A key example of an e-variable is a likelihood ratio. For now, let’s assume that $Y \in \mathbb R^n$ and $p(y) >0$ for any $y \in \mathbb R^n$. Returning to the simple hypothesis example of above, let $Q$ be any distribution with density $q$ (which also has full support on $\mathbb R^n$). A likelihood ratio is simply \(E(Y) = \frac{q(y)}{p(y)}.\) Then $E(Y)$ is an e-variable, since \(\mathbb E^P[E(Y)] = \int \frac{q(y)}{p(y)} p(y) \textrm{d} y = \int q(y) \textrm{d} y = 1,\) and so $\phi = \textbf{1}(E(Y) \geq 1/\alpha)$ is a level-$\alpha$ test. The choice of $Q$ depends on the alternative hypothesis $H_1$ (and is related to the e-power of $E(Y)$), but note that the e-variable property holds for any $Q$ with full support.
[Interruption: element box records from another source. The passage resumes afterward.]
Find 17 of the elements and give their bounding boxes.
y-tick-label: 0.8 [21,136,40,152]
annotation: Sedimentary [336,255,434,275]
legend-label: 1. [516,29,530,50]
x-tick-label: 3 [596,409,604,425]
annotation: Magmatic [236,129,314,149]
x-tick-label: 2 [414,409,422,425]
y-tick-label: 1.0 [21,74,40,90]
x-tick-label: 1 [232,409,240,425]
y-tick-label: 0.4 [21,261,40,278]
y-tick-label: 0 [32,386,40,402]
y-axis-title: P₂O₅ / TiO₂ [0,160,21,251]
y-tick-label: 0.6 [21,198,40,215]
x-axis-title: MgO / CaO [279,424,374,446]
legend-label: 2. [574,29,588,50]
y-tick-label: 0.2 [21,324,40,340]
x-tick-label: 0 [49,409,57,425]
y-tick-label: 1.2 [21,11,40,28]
What do we do if $H_0$ has more than one distribution included in it? Suppose now that we model $Y$ with a parametric family, say ${P_\theta: \theta \in \Theta_0}$ for some parameter space $\Theta_0$. Let $\hat \theta_0$ be the maximum likelihood estimator for $\theta$ over $\Theta_0$. $\hat \theta_0$ maximizing the likelihood over the null is paramount for validity. Next, let \(E(Y) = \frac{q(y)}{p_{\hat \theta_0}(y)}.\) The denominator is now the maximized likelihood over $\Theta_0$. It turns out that $E(Y)$ is also an e-variable. This is because, for any $\theta \in \Theta_0$, $p_\theta(y) \leq p_{\hat \theta_0}(y)$. In turn, we have that \(E(Y) = \frac{q(y)}{p_{\hat \theta_0}(y)} \leq \frac{q(y)}{p_{\theta}(y)},\) implying, \(\mathbb E^{P_\theta}[E(Y)] \leq \int \frac{q(y)}{p_{\theta}(y)} p_\theta(y) \textrm{d}y = \int q(y) \textrm{d} y = 1.\) Hence, if we can maximize the likelihood over the null, then we can specify an e-variable via a likelihood ratio.

Further Reading

There is a wide (and rapidly expanding) literature on e-values, and this blog post only covers the basic properties and simple examples. I would recommend starting with Hypothesis Testing with E-Values and following the references therein, as well as Universal Inference.